Blending Acoustic and Language Model Predictions for Automatic Music Transcription
Adrien Ycart, Andrew McLeod, Emmanouil Benetos and Kazuyoshi Yoshii - ISMIR 2019
On this page can be found the supplementary material for:
Adrien Ycart, Andrew McLeod, Emmanouil Benetos and Kazuyoshi Yoshii. "Blending Acoustic and Language Model Predictions for Automatic Music Transcription" 20th International Society for Music Information Retrieval Conference (ISMIR), November 2019, Delft, Netherlands.
The code to reproduce the experiments presented in the paper can be found at this address: https://github.com/adrienycart/MLM_decoding
The splits we used to train the acoustic model and language model are available here:
Examples of results
Here, we propose selected examples to illustrate our model's performance: one where our model is successful, one where it fails. In both cases, we display a figure comparing:
- The ground truth
- The transcription obtained by thresholding the posteriogram at 0.5
- The transcription obtained with HMM smoothing
- The transcription obtained with our system in PM+S configuration
- The posteriogram
- The predictions made by the language model
All comparisons are shown using a 16th-note timestep, hence the varying number of frames in both examples. The images can be displayed full size by using right-clicking the image and selecting "Open image in new tab".

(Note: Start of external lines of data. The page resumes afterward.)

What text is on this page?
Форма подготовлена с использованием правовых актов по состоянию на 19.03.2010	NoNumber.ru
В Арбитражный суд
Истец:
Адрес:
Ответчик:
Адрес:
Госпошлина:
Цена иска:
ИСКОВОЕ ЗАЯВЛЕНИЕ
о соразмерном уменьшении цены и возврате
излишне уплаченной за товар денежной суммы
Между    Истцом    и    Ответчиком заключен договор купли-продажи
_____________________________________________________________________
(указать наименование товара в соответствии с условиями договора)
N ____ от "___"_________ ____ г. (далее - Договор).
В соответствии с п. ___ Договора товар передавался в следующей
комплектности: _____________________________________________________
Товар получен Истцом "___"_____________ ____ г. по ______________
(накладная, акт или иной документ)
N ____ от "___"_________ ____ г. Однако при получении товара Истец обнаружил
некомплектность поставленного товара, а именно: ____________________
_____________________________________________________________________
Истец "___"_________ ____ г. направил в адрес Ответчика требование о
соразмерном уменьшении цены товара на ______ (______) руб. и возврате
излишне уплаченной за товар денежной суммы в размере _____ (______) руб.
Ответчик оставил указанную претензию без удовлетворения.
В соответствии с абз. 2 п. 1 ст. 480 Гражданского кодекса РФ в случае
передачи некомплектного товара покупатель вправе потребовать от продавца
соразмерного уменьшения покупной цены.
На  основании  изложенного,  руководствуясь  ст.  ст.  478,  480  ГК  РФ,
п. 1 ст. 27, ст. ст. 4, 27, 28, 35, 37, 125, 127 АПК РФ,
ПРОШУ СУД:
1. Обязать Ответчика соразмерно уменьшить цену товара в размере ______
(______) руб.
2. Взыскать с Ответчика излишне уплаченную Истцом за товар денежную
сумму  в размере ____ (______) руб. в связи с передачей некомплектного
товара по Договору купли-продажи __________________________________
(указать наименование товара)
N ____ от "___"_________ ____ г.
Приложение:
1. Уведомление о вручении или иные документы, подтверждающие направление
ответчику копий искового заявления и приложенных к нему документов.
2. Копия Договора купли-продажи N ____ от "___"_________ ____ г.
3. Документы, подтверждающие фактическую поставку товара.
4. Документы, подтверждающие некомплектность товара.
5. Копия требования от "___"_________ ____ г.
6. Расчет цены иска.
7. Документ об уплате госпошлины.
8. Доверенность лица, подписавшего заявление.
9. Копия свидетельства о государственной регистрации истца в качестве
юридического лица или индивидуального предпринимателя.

We also propose the ground truth, thresholded posteriogram, HMM-smoothed posteriogram and PM+S transcriptions converted to MIDI format ( download all MIDI files here).

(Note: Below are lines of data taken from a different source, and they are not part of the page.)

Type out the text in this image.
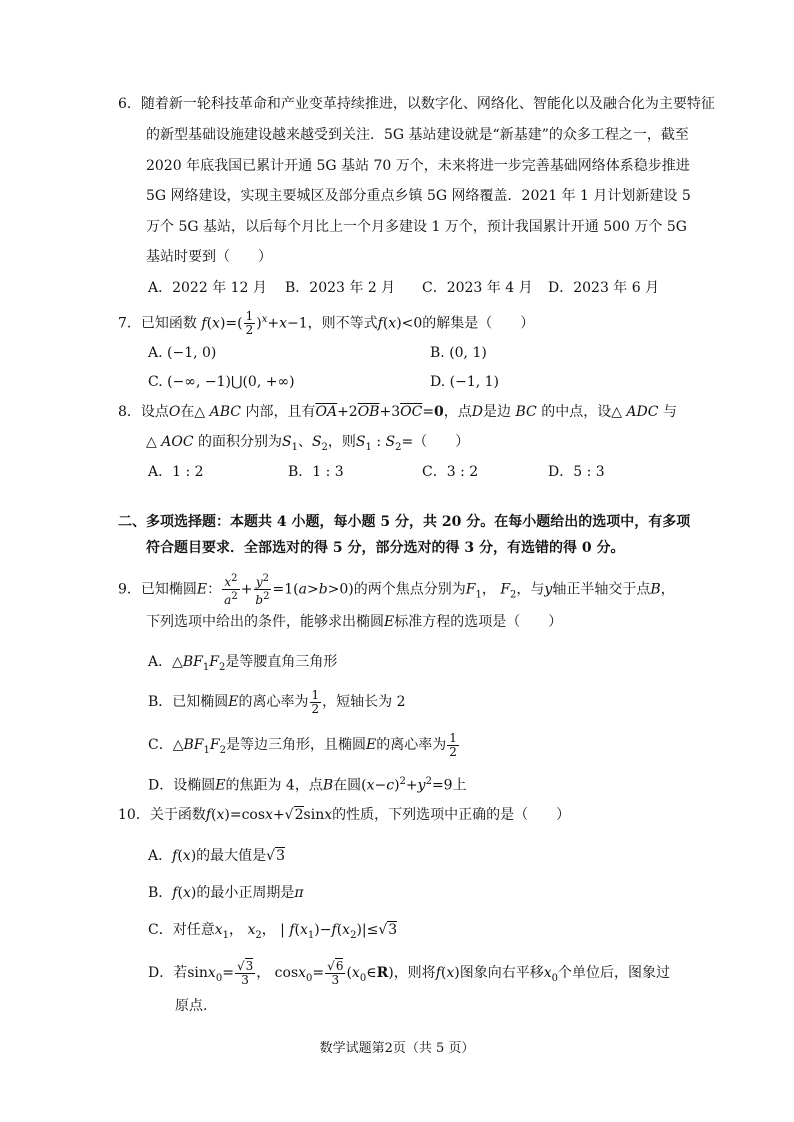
6．随着新一轮科技革命和产业变革持续推进，以数字化、网络化、智能化以及融合化为主要特征
的新型基础设施建设越来越受到关注．5G 基站建设就是“新基建”的众多工程之一，截至
2020 年底我国已累计开通 5G 基站 70 万个，未来将进一步完善基础网络体系稳步推进
5G 网络建设，实现主要城区及部分重点乡镇 5G 网络覆盖．2021 年 1 月计划新建设 5
万个 5G 基站，以后每个月比上一个月多建设 1 万个，预计我国累计开通 500 万个 5G
基站时要到（　　）
A．2022 年 12 月 B．2023 年 2 月 C．2023 年 4 月 D．2023 年 6 月
7．已知函数 $f(x)=( \frac{1}{2} )^x+x-1$，则不等式f(x)<0的解集是（　　）
A. (−1, 0)	B. (0, 1)
C. (−∞, −1)⋃(0, +∞)	D. (−1, 1)
8．设点O在△ ABC 内部，且有$\overline{OA}+2\overline{OB}+3\overline{OC}=0$，点D是边 BC 的中点，设△ ADC 与
△ AOC 的面积分别为$S_1$、$S_2$，则$S_1$ : $S_2=$（　　）
A．1 : 2	B．1 : 3	C．3 : 2	D．5 : 3
二、多项选择题：本题共 4 小题，每小题 5 分，共 20 分。在每小题给出的选项中，有多项
符合题目要求．全部选对的得 5 分，部分选对的得 3 分，有选错的得 0 分。
9．已知椭圆E： $\frac{x^2}{a^2} + \frac{y^2}{b^2} =1(a>b>0)$的两个焦点分别为$F_1$， $F_2$，与y轴正半轴交于点B，
下列选项中给出的条件，能够求出椭圆E标准方程的选项是（　　）
A．$\triangle BF_1F_2$是等腰直角三角形
B．已知椭圆E的离心率为 $\frac{1}{2}$ ，短轴长为 2
C．$\triangle BF_1F_2$是等边三角形，且椭圆E的离心率为 $\frac{1}{2}$
D．设椭圆E的焦距为 4，点B在圆$(x-c)^2+y^2=9$上
10．关于函数f(x)=cosx+√2sinx的性质，下列选项中正确的是（　　）
A．f(x)的最大值是√3
B．f(x)的最小正周期是π
C．对任意$x_1$， $x_2$， | $f(x_1)-f(x_2)|\le√3$
D．若$\sin x_0= \frac{√3}{3}$ ， $\cos x_0= \frac{√6}{3}$ $(x_0\in R)$，则将f(x)图象向右平移$x_0$个单位后，图象过
原点.
数学试题第2页（共 5 页）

Here, our model manages to successfully detect the short notes around frame 250, while the other two baseline models do not. This is mostly due to our language model: the MLM predictions show that it is able to recognise that pattern of short, repeated notes.
Here, our model does not improve much compared to the other two baseline models. If anything, it over-fragments notes, (e.g. around frame 80), and even adds some false positives (e.g. around frame 160). We can see that the MLM predictions are very blurry, failing to predict any note with confidence.